On Thu, Jul 11, 2019 at 02:37:23PM +0000, Wiles, Keith wrote:
> 
> 
> > On Jul 11, 2019, at 2:53 AM, Olivier Matz <olivier.matz@6wind.com> wrote:
> > 
> > Hi Keith,
> > 
> > On Wed, Jul 10, 2019 at 06:12:16PM +0000, Wiles, Keith wrote:
> >> 
> >> 
> >>> On Jul 10, 2019, at 12:49 PM, Stephen Hemminger <stephen@networkplumber.org> wrote:
> >>> 
> >>> On Wed, 10 Jul 2019 11:29:07 +0200
> >>> Olivier Matz <olivier.matz@6wind.com> wrote:
> >>> 
> >>>> /**
> >>>> * Indicate that the metadata field in the mbuf is in use.
> >>>> @@ -738,6 +741,8 @@ struct rte_mbuf {
> >>>> 	 */
> >>>> 	struct rte_mbuf_ext_shared_info *shinfo;
> >>>> 
> >>>> +	uint64_t dynfield1; /**< Reserved for dynamic fields. */
> >>>> +	uint64_t dynfield2; /**< Reserved for dynamic fields. */
> >>>> } __rte_cache_aligned;
> >>> 
> >>> Growing mbuf is a fundamental ABI break and this needs
> >>> higher level approval.  Why not one pointer?
> >>> 
> >>> It looks like you are creating something like FreeBSD m_tag.
> >>> Why not use that?
> >> 
> >> Changing the mbuf structure causes a big problem for a number reasons as Stephen states.
> > 
> > Can you elaborate?
> > 
> > This is indeed an ABI break, but I think this is only due to the adding
> > of rte_mbuf_dynfield_copy() in rte_pktmbuf_attach(). The size of the
> > mbuf does not change and the fields are not initialized when creating a
> > new mbuf. So I think there is no ABI change for code that is not using
> > rte_pktmbuf_attach().
> > 
> > I don't think it's a problem to have one ABI change, if it avoids many
> > others in the future.
> > 
> >> If we leave the mbuf stucture alone and add this feature to the
> >> headroom space between the mbuf structure and the packet. When setting
> >> up the mempool/mbuf pool we define a headroom to hold the extra data
> >> when the mbuf pool is created or just use the current headroom
> >> space. Using this method we can eliminate the mbuf structure change
> >> and add the data to the packet buffer. We can do away with dynfield1
> >> and 2 as we know where headroom space begins and ends. Just a thought.
> > 
> > The size of the mbuf metadata (between the mbuf structure and the
> > buffer) is configured per pool, so it can be different accross
> > mbufs. So, the access to the dynamic field would be slower:
> > *(mbuf + dynfield_offset + metadata_size(mbuf))
> 

> We can force that space to be a minimum size when the mempool is
> created in the case of a cloned mbuf. The cloned mbuf is a small use
> case, but am important one and increasing the size for those special
> mbufs by a cache line should not be a huge problem.
> 
> I think most allocations do not change the size from the default value
> of the headroom (128). The mbuf + buffer are normally rounded to 2K or
> a bit bigger, which gives a bit more space in those cases of a packet
> size of 1518-1522. Jumbo frames are the same. Using the headroom size
> for an application needs to be defined and setup for the max size
> anyway for the application needs, so normally all mbuf creates should
> contain the same size to account for mbuf moments within the system.
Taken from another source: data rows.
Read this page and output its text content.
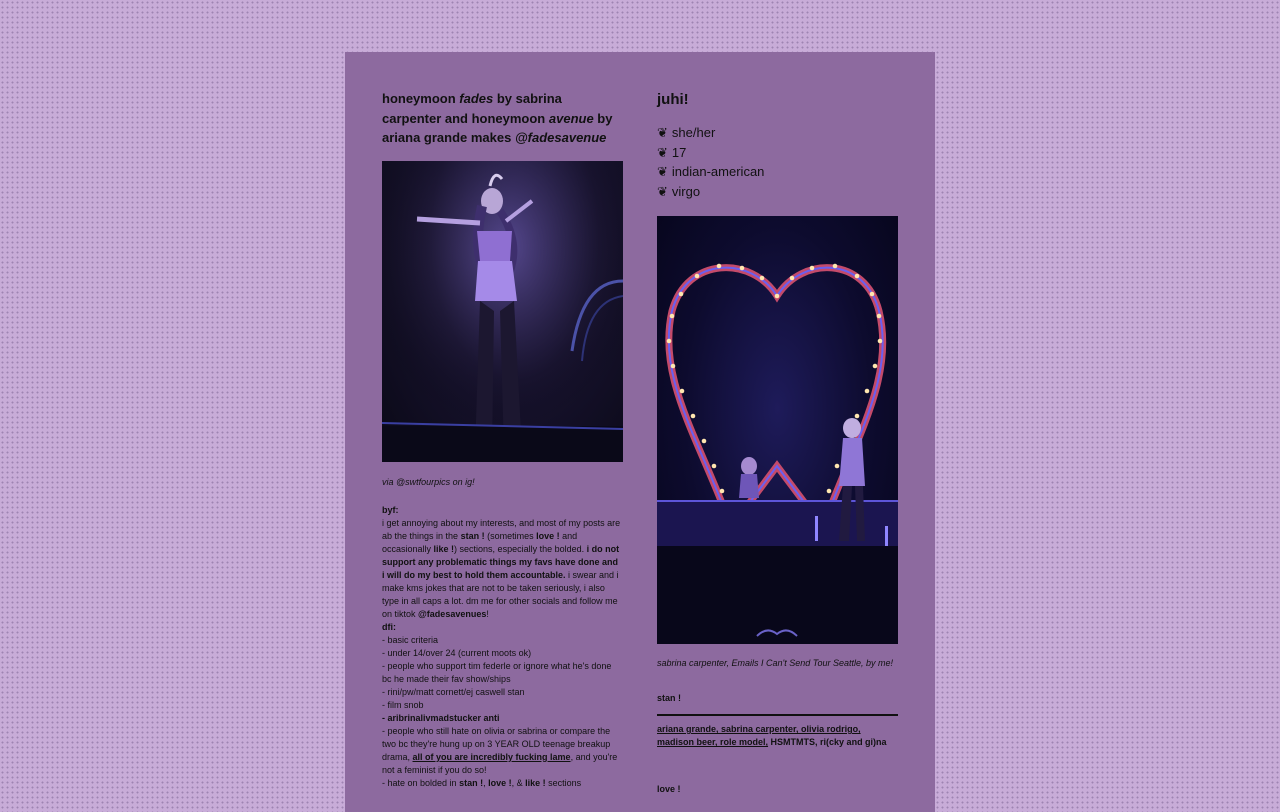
honeymoon fades by sabrina carpenter and honeymoon avenue by ariana grande makes @fadesavenue

via @swtfourpics on ig!
byf:
i get annoying about my interests, and most of my posts are ab the things in the stan ! (sometimes love ! and occasionally like !) sections, especially the bolded. i do not support any problematic things my favs have done and i will do my best to hold them accountable. i swear and i make kms jokes that are not to be taken seriously, i also type in all caps a lot. dm me for other socials and follow me on tiktok @fadesavenues!
dfi:
- basic criteria
- under 14/over 24 (current moots ok)
- people who support tim federle or ignore what he's done bc he made their fav show/ships
- rini/pw/matt cornett/ej caswell stan
- film snob
- aribrinalivmadstucker anti
- people who still hate on olivia or sabrina or compare the two bc they're hung up on 3 YEAR OLD teenage breakup drama, all of you are incredibly fucking lame, and you're not a feminist if you do so!
- hate on bolded in stan !, love !, & like ! sections

juhi!

❦ she/her
❦ 17
❦ indian-american
❦ virgo
sabrina carpenter, Emails I Can't Send Tour Seattle, by me!
stan !
ariana grande, sabrina carpenter, olivia rodrigo, madison beer, role model, HSMTMTS, ri(cky and gi)na
love !
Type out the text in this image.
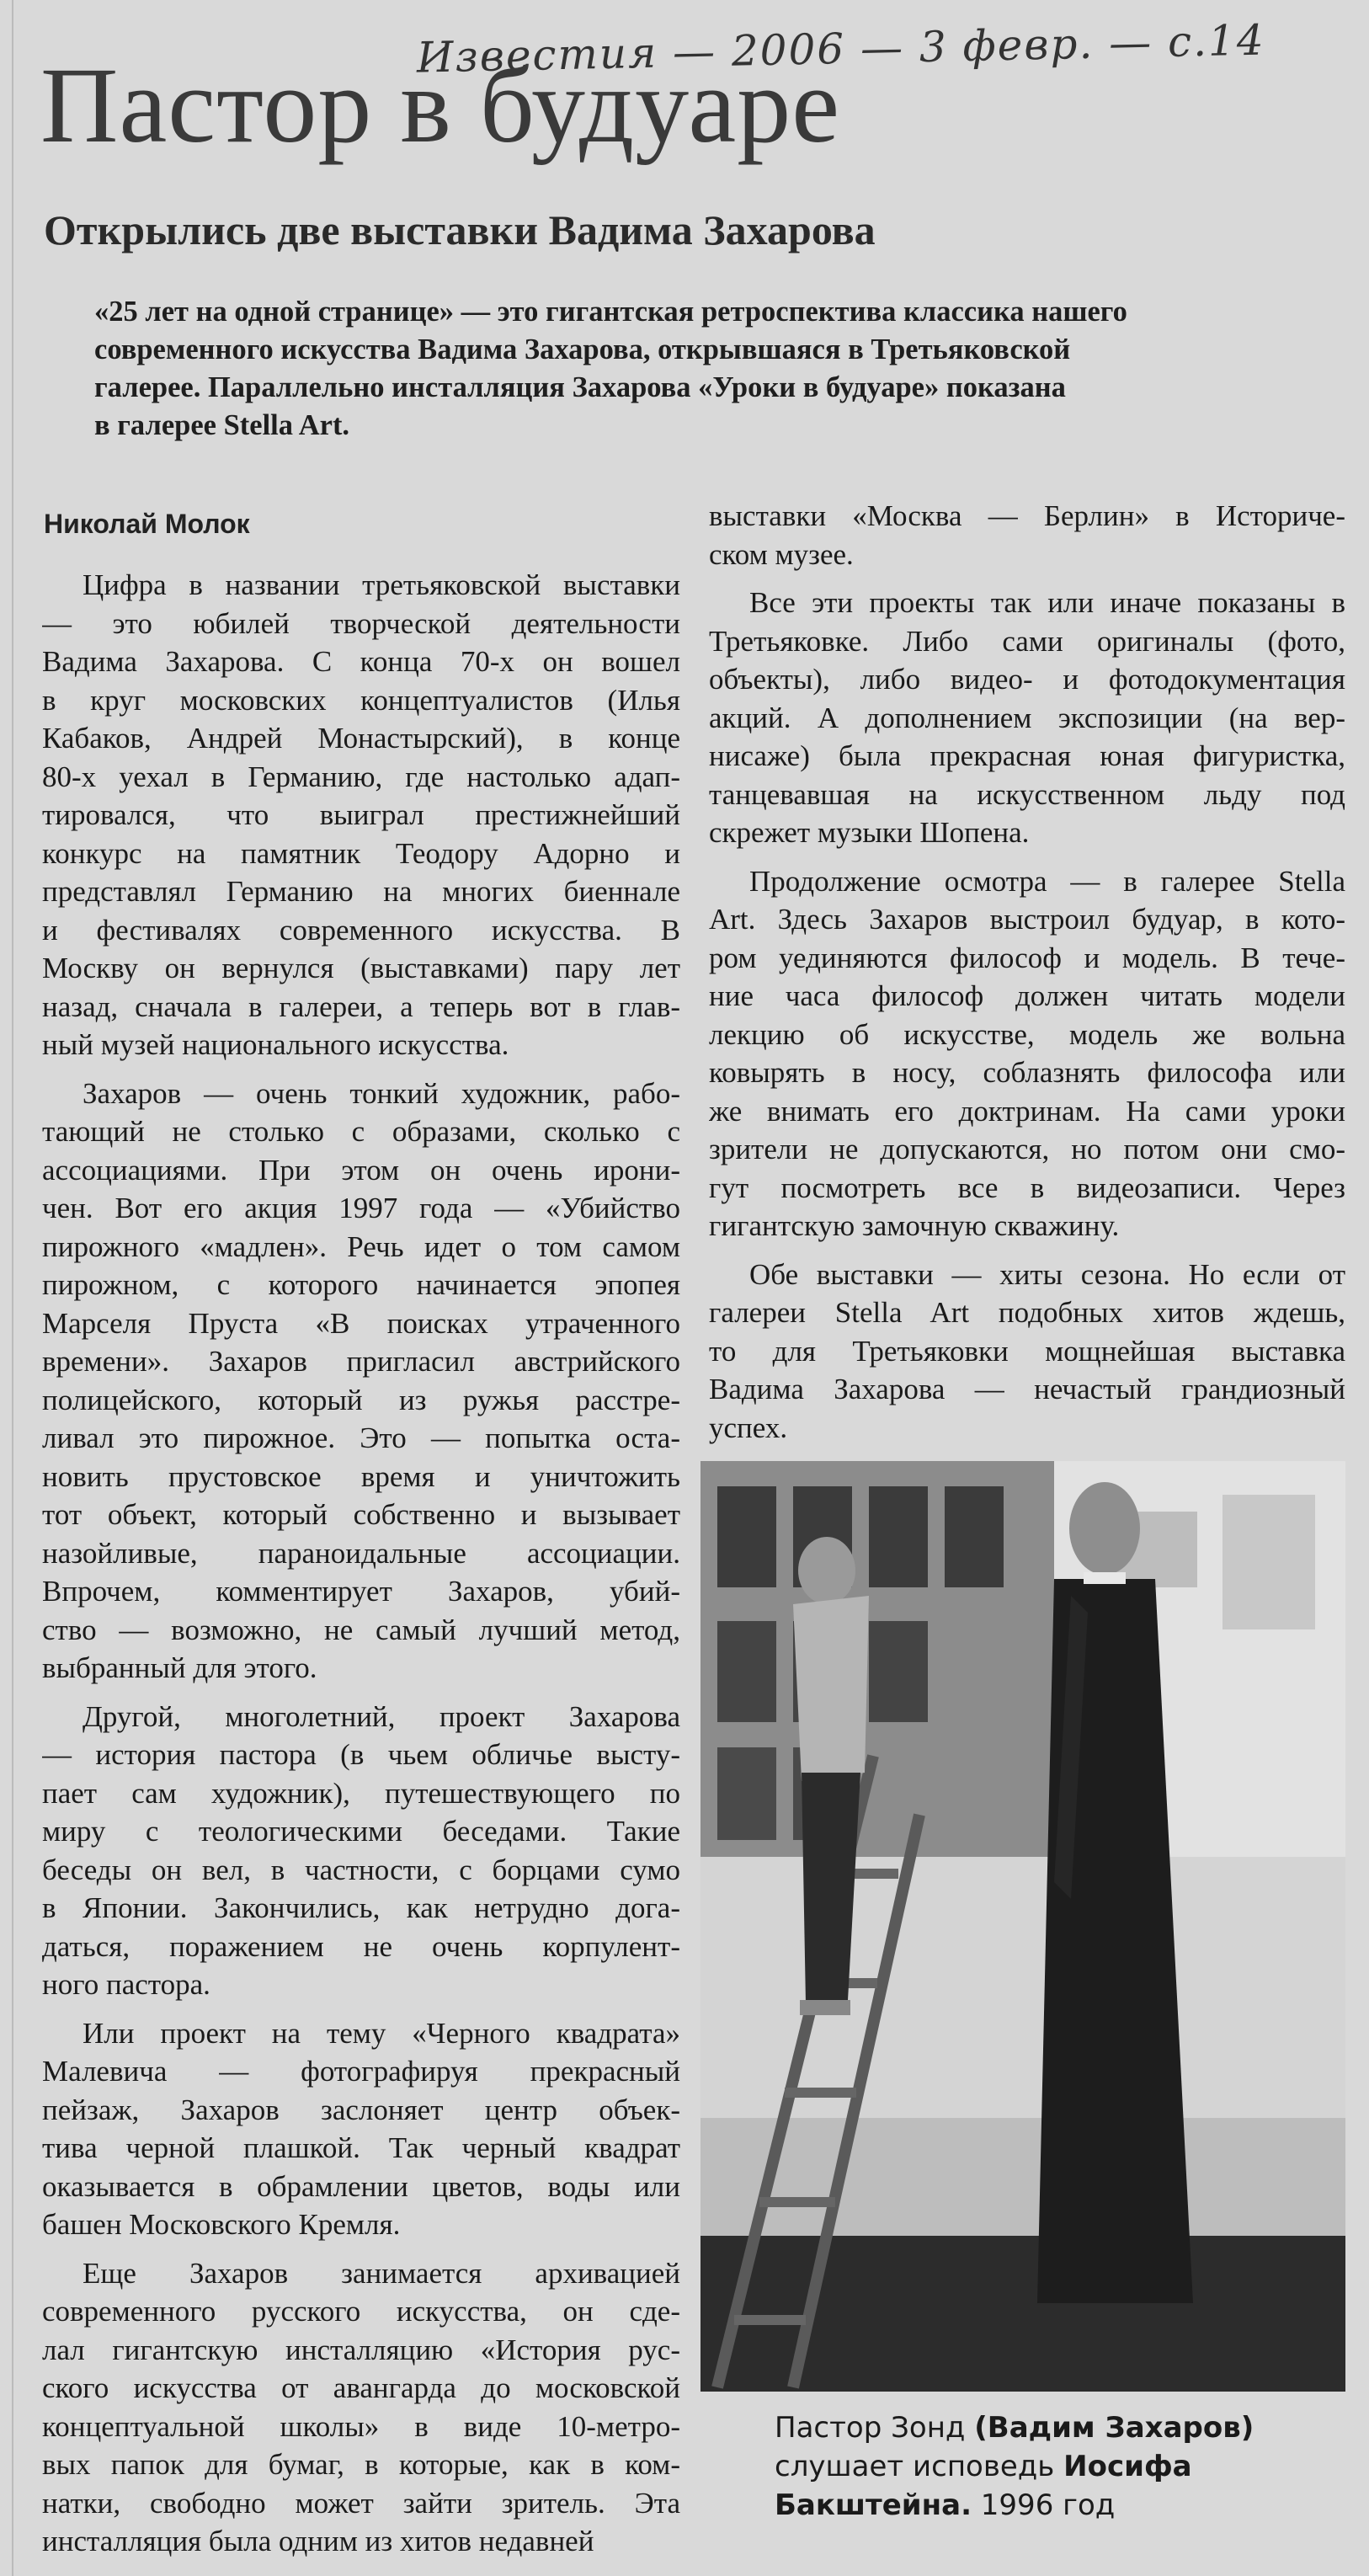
Известия — 2006 — 3 февр. — с.14
Пастор в будуаре
Открылись две выставки Вадима Захарова

«25 лет на одной странице» — это гигантская ретроспектива классика нашего

современного искусства Вадима Захарова, открывшаяся в Третьяковской

галерее. Параллельно инсталляция Захарова «Уроки в будуаре» показана

в галерее Stella Art.

Николай Молок
Цифра в названии третьяковской выставки
— это юбилей творческой деятельности
Вадима Захарова. С конца 70-х он вошел
в круг московских концептуалистов (Илья
Кабаков, Андрей Монастырский), в конце
80-х уехал в Германию, где настолько адап-
тировался, что выиграл престижнейший
конкурс на памятник Теодору Адорно и
представлял Германию на многих биеннале
и фестивалях современного искусства. В
Москву он вернулся (выставками) пару лет
назад, сначала в галереи, а теперь вот в глав-
ный музей национального искусства.
Захаров — очень тонкий художник, рабо-
тающий не столько с образами, сколько с
ассоциациями. При этом он очень ирони-
чен. Вот его акция 1997 года — «Убийство
пирожного «мадлен». Речь идет о том самом
пирожном, с которого начинается эпопея
Марселя Пруста «В поисках утраченного
времени». Захаров пригласил австрийского
полицейского, который из ружья расстре-
ливал это пирожное. Это — попытка оста-
новить прустовское время и уничтожить
тот объект, который собственно и вызывает
назойливые, параноидальные ассоциации.
Впрочем, комментирует Захаров, убий-
ство — возможно, не самый лучший метод,
выбранный для этого.
Другой, многолетний, проект Захарова
— история пастора (в чьем обличье высту-
пает сам художник), путешествующего по
миру с теологическими беседами. Такие
беседы он вел, в частности, с борцами сумо
в Японии. Закончились, как нетрудно дога-
даться, поражением не очень корпулент-
ного пастора.
Или проект на тему «Черного квадрата»
Малевича — фотографируя прекрасный
пейзаж, Захаров заслоняет центр объек-
тива черной плашкой. Так черный квадрат
оказывается в обрамлении цветов, воды или
башен Московского Кремля.
Еще Захаров занимается архивацией
современного русского искусства, он сде-
лал гигантскую инсталляцию «История рус-
ского искусства от авангарда до московской
концептуальной школы» в виде 10-метро-
вых папок для бумаг, в которые, как в ком-
натки, свободно может зайти зритель. Эта
инсталляция была одним из хитов недавней
выставки «Москва — Берлин» в Историче-
ском музее.
Все эти проекты так или иначе показаны в
Третьяковке. Либо сами оригиналы (фото,
объекты), либо видео- и фотодокументация
акций. А дополнением экспозиции (на вер-
нисаже) была прекрасная юная фигуристка,
танцевавшая на искусственном льду под
скрежет музыки Шопена.
Продолжение осмотра — в галерее Stella
Art. Здесь Захаров выстроил будуар, в кото-
ром уединяются философ и модель. В тече-
ние часа философ должен читать модели
лекцию об искусстве, модель же вольна
ковырять в носу, соблазнять философа или
же внимать его доктринам. На сами уроки
зрители не допускаются, но потом они смо-
гут посмотреть все в видеозаписи. Через
гигантскую замочную скважину.
Обе выставки — хиты сезона. Но если от
галереи Stella Art подобных хитов ждешь,
то для Третьяковки мощнейшая выставка
Вадима Захарова — нечастый грандиозный
успех.
Пастор Зонд (Вадим Захаров)
слушает исповедь Иосифа
Бакштейна. 1996 год
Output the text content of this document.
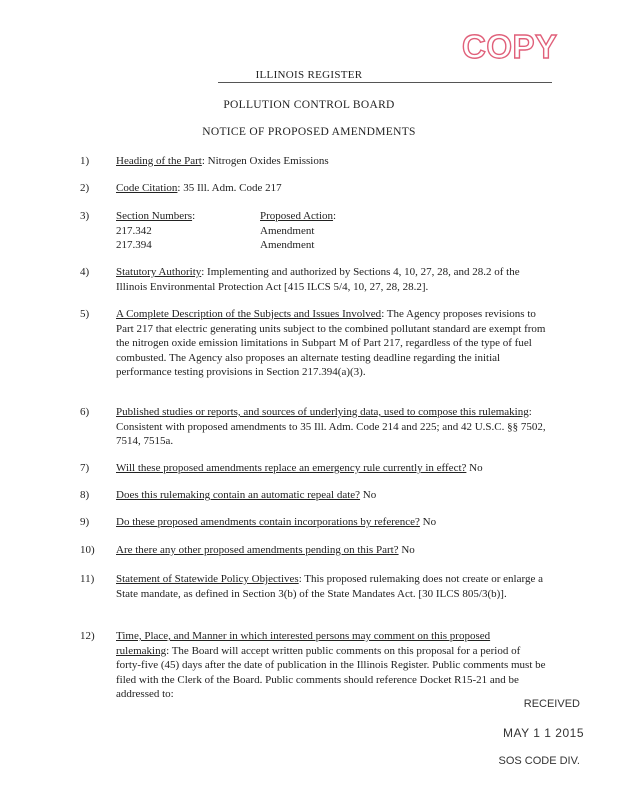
COPY
ILLINOIS REGISTER
POLLUTION CONTROL BOARD
NOTICE OF PROPOSED AMENDMENTS
1) Heading of the Part: Nitrogen Oxides Emissions
2) Code Citation: 35 Ill. Adm. Code 217
3) Section Numbers:
217.342
217.394
Proposed Action:
Amendment
Amendment
4) Statutory Authority: Implementing and authorized by Sections 4, 10, 27, 28, and 28.2 of the Illinois Environmental Protection Act [415 ILCS 5/4, 10, 27, 28, 28.2].
5) A Complete Description of the Subjects and Issues Involved: The Agency proposes revisions to Part 217 that electric generating units subject to the combined pollutant standard are exempt from the nitrogen oxide emission limitations in Subpart M of Part 217, regardless of the type of fuel combusted. The Agency also proposes an alternate testing deadline regarding the initial performance testing provisions in Section 217.394(a)(3).
6) Published studies or reports, and sources of underlying data, used to compose this rulemaking: Consistent with proposed amendments to 35 Ill. Adm. Code 214 and 225; and 42 U.S.C. §§ 7502, 7514, 7515a.
7) Will these proposed amendments replace an emergency rule currently in effect? No
8) Does this rulemaking contain an automatic repeal date? No
9) Do these proposed amendments contain incorporations by reference? No
10) Are there any other proposed amendments pending on this Part? No
11) Statement of Statewide Policy Objectives: This proposed rulemaking does not create or enlarge a State mandate, as defined in Section 3(b) of the State Mandates Act. [30 ILCS 805/3(b)].
12) Time, Place, and Manner in which interested persons may comment on this proposed rulemaking: The Board will accept written public comments on this proposal for a period of forty-five (45) days after the date of publication in the Illinois Register. Public comments must be filed with the Clerk of the Board. Public comments should reference Docket R15-21 and be addressed to:
RECEIVED
MAY 1 1 2015
SOS CODE DIV.
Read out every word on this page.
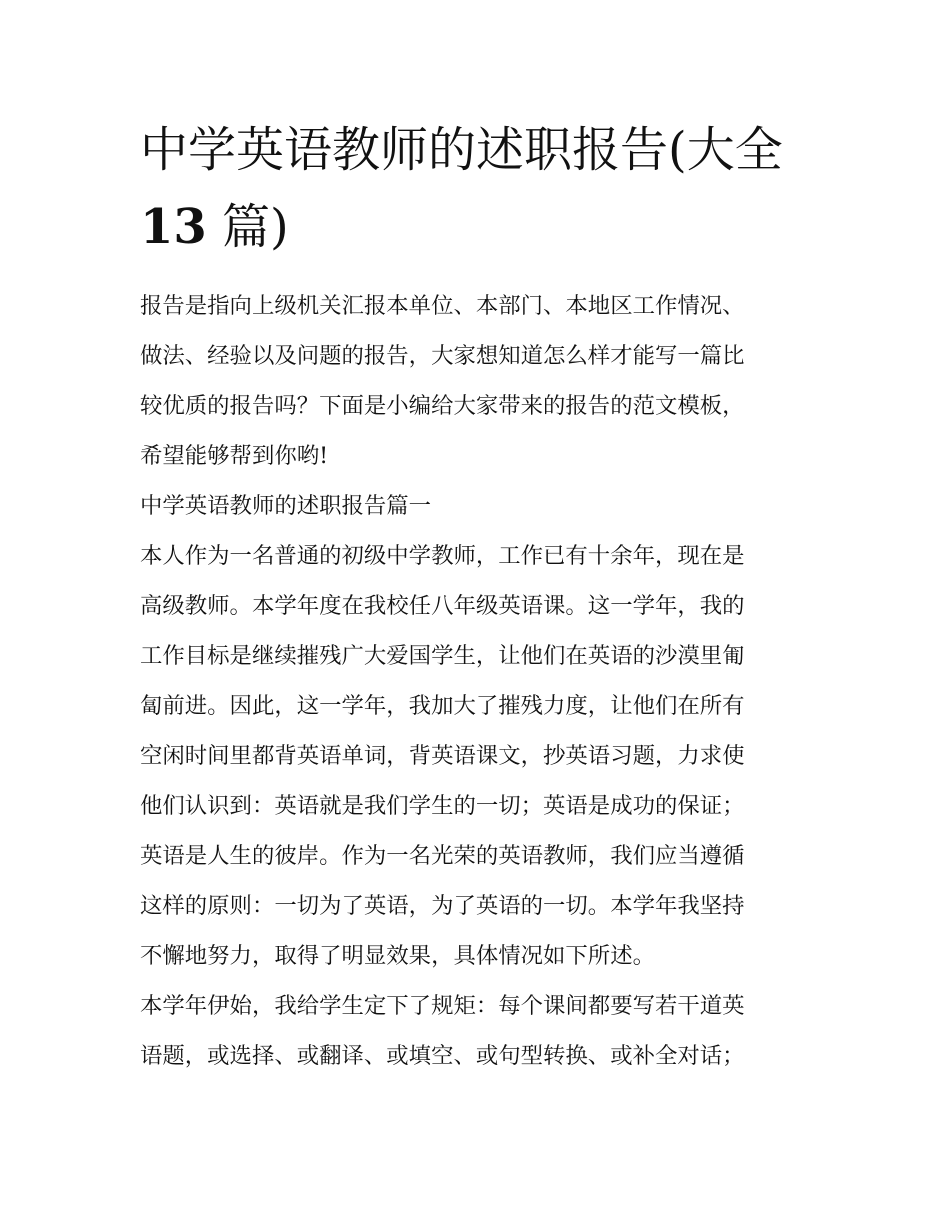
中学英语教师的述职报告(大全
13 篇)

报告是指向上级机关汇报本单位、本部门、本地区工作情况、
做法、经验以及问题的报告，大家想知道怎么样才能写一篇比
较优质的报告吗？下面是小编给大家带来的报告的范文模板，
希望能够帮到你哟!

中学英语教师的述职报告篇一

本人作为一名普通的初级中学教师，工作已有十余年，现在是
高级教师。本学年度在我校任八年级英语课。这一学年，我的
工作目标是继续摧残广大爱国学生，让他们在英语的沙漠里匍
匐前进。因此，这一学年，我加大了摧残力度，让他们在所有
空闲时间里都背英语单词，背英语课文，抄英语习题，力求使
他们认识到：英语就是我们学生的一切；英语是成功的保证；
英语是人生的彼岸。作为一名光荣的英语教师，我们应当遵循
这样的原则：一切为了英语，为了英语的一切。本学年我坚持
不懈地努力，取得了明显效果，具体情况如下所述。

本学年伊始，我给学生定下了规矩：每个课间都要写若干道英
语题，或选择、或翻译、或填空、或句型转换、或补全对话；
If we want more room for dynamic fields, we can do something like
this. But I don't think this is something that will happen soon: we
already have 16 bytes available, and I'm sure we can get another 16
bytes very easily by just converting fields like timestamp or sequence
numbers.

To attach larger amount of data to mbufs, the metadata feature still
exists. We can imagine to extend the dynamic fields feature to be able
to use more space after the mbuf structure (in metadata?), but it is
more complex.

I don't think that using headroom or tailroom is a good idea. That's
true that mbufs are usually a bit more than 2K, and some space is lost
when mtu is 1500. But smaller mbufs are perfectly legal too, except that
some drivers do not support it. Anyway, headroom and tailroom must be
used for what they are designed: reserving room to prepend or append
data. If we want more space for dynamic fields, let's add a specific
location for it, when it will be needed.